The state hash of the database is the hash of the state aggregator,
a ProofMapIndex
with keys being UTF-8 names of aggregated indexes,
and values their hashes. An index is aggregated if and only if it satisfies
the following constraints:
- Index has a matching type (
ProofListIndex
,ProofMapIndex
, orProofEntry
) - Index is not a part of a group, i.e., its address has an empty prefix
Snapshot and patches are always consistent with respect to the aggregated state; the index hashes in the state aggregator match their actual values. This is not the case for forks, in which the state aggregator may be stale.
Migration accesses have their separate aggregators that can be obtained via corresponding API.
Migrations¶
Migration refers to the ability to update data in indexes, remove indexes, change index type, create new indexes, and package these changes in a way that they can be atomically committed or rolled back.
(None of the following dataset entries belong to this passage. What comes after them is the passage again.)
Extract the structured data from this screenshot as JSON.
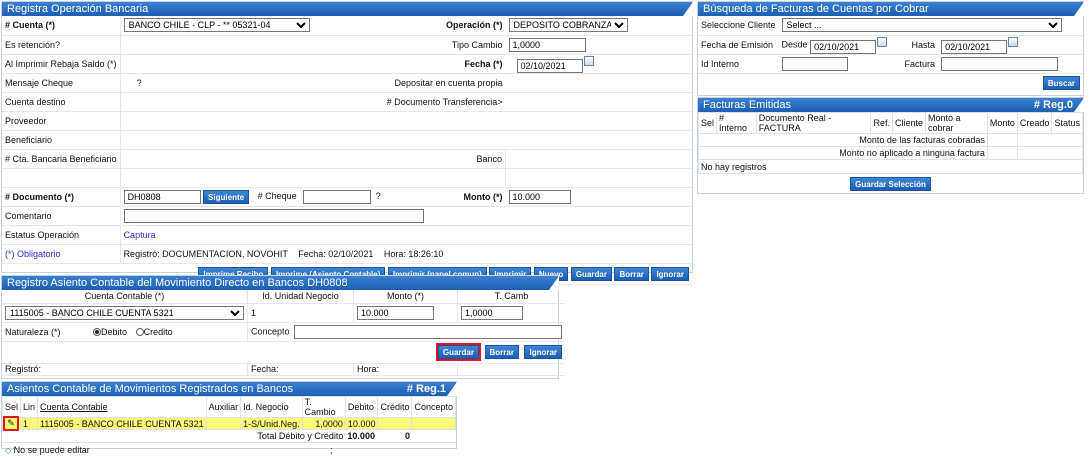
{
  "registra": {
    "title": "Registra Operación Bancaria",
    "cuenta_label": "# Cuenta (*)",
    "cuenta_value": "BANCO CHILE - CLP - ** 05321-04",
    "operacion_label": "Operación (*)",
    "operacion_value": "DEPOSITO COBRANZA",
    "retencion_label": "Es retención?",
    "tipo_cambio_label": "Tipo Cambio",
    "tipo_cambio_value": "1,0000",
    "rebaja_label": "Al Imprimir Rebaja Saldo (*)",
    "fecha_label": "Fecha (*)",
    "fecha_value": "02/10/2021",
    "mensaje_label": "Mensaje Cheque",
    "mensaje_value": "?",
    "depositar_label": "Depositar en cuenta propia",
    "cuenta_destino_label": "Cuenta destino",
    "doc_transf_label": "# Documento Transferencia>",
    "proveedor_label": "Proveedor",
    "beneficiario_label": "Beneficiario",
    "cta_benef_label": "# Cta. Bancaria Beneficiario",
    "banco_label": "Banco",
    "documento_label": "# Documento (*)",
    "documento_value": "DH0808",
    "siguiente_label": "Siguiente",
    "cheque_label": "# Cheque",
    "cheque_q": "?",
    "monto_label": "Monto (*)",
    "monto_value": "10.000",
    "comentario_label": "Comentario",
    "estatus_label": "Estatus Operación",
    "estatus_value": "Captura",
    "obligatorio": "(*) Obligatorio",
    "registro_info": "Registró: DOCUMENTACION, NOVOHIT",
    "fecha_info": "Fecha: 02/10/2021",
    "hora_info": "Hora: 18:26:10",
    "buttons": [
      "Imprime Recibo",
      "Imprime (Asiento Contable)",
      "Imprimir (papel comun)",
      "Imprimir",
      "Nuevo",
      "Guardar",
      "Borrar",
      "Ignorar"
    ]
  },
  "asiento": {
    "title": "Registro Asiento Contable del Movimiento Directo en Bancos DH0808",
    "col_cuenta": "Cuenta Contable (*)",
    "col_unidad": "Id. Unidad Negocio",
    "col_monto": "Monto (*)",
    "col_tcamb": "T. Camb",
    "cuenta_value": "1115005 - BANCO CHILE CUENTA 5321",
    "unidad_value": "1",
    "monto_value": "10.000",
    "tcamb_value": "1,0000",
    "naturaleza_label": "Naturaleza (*)",
    "debito_label": "Debito",
    "credito_label": "Credito",
    "concepto_label": "Concepto",
    "guardar_label": "Guardar",
    "borrar_label": "Borrar",
    "ignorar_label": "Ignorar",
    "registro_label": "Registró:",
    "fecha_label": "Fecha:",
    "hora_label": "Hora:"
  },
  "asientos_reg": {
    "title": "Asientos Contable de Movimientos Registrados en Bancos",
    "count": "# Reg.1",
    "headers": [
      "Sel",
      "Lin",
      "Cuenta Contable",
      "Auxiliar",
      "Id. Negocio",
      "T. Cambio",
      "Débito",
      "Crédito",
      "Concepto"
    ],
    "row": {
      "lin": "1",
      "cuenta": "1115005 - BANCO CHILE CUENTA 5321",
      "auxiliar": "",
      "negocio": "1-S/Unid.Neg.",
      "tcambio": "1,0000",
      "debito": "10.000",
      "credito": "",
      "concepto": ""
    },
    "total_label": "Total Débito y Crédito",
    "total_debito": "10.000",
    "total_credito": "0",
    "no_editar": "No se puede editar",
    "semicolon": ";"
  },
  "busqueda": {
    "title": "Búsqueda de Facturas de Cuentas por Cobrar",
    "cliente_label": "Seleccione Cliente",
    "cliente_placeholder": "Select ...",
    "fecha_emision_label": "Fecha de Emisión",
    "desde_label": "Desde",
    "desde_value": "02/10/2021",
    "hasta_label": "Hasta",
    "hasta_value": "02/10/2021",
    "id_interno_label": "Id Interno",
    "factura_label": "Factura",
    "buscar_label": "Buscar"
  },
  "facturas": {
    "title": "Facturas Emitidas",
    "count": "# Reg.0",
    "headers": [
      "Sel",
      "# Interno",
      "Documento Real - FACTURA",
      "Ref.",
      "Cliente",
      "Monto a cobrar",
      "Monto",
      "Creado",
      "Status"
    ],
    "monto_cobradas": "Monto de las facturas cobradas",
    "monto_no_aplicado": "Monto no aplicado a ninguna factura",
    "no_registros": "No hay registros",
    "guardar_sel_label": "Guardar Selección"
  },
  "colors": {
    "header": "#1c5fb4",
    "highlight": "#e0141e",
    "row_yellow": "#fbfb7a"
  }
}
Accumulating changes in the migration, on the other hand, can be performed iteratively, including after a process shutdown.
Each migration is confined to a namespace, defined in a similar way as namespaces for fine-grained accesses.
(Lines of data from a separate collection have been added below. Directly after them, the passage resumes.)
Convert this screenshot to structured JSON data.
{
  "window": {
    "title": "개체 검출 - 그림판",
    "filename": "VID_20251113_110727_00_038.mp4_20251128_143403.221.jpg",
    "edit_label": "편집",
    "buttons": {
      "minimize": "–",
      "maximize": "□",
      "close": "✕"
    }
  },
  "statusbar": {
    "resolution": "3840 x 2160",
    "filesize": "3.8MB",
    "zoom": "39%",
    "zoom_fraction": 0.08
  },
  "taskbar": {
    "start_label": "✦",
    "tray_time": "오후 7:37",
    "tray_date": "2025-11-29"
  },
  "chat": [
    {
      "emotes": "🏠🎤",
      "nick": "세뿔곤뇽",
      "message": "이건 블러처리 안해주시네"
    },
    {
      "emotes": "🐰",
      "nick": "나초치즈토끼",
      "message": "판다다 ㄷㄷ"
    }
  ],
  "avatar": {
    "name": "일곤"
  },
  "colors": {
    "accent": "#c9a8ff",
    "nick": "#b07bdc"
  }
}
Migration is non-destructive, i.e., does not remove the old versions
of migrated indexes. Instead, new indexes are created in a separate namespace,
which can be accessed via Migration
.
For example, index foo
in the migration namespace test
and the original
test.foo
index can peacefully coexist and have separate data and even
different types. The movement of data is performed only when the migration
is flushed. A migration can also store temporary data in a Scratchpad
.
Indexes created within a migration are not aggregated
in the default state hash. Instead, they are placed in a separate namespace,
the aggregator and state hash for which can be obtained via Migration
APIs.
In Exonum, this is used to ensure that data migration has the same outcome for
all nodes in the blockchain network.
Once a migration logic has completed, the migration can be either flushed or
rolled back. Flushing will replace old index data with new, remove indexes
marked with tombstones, and return migrated indexes to the default state aggregator.
Rolling back will simply remove all data in a Migration
. Both flushing and
rolling back also clear the scratchpad associated with the migration.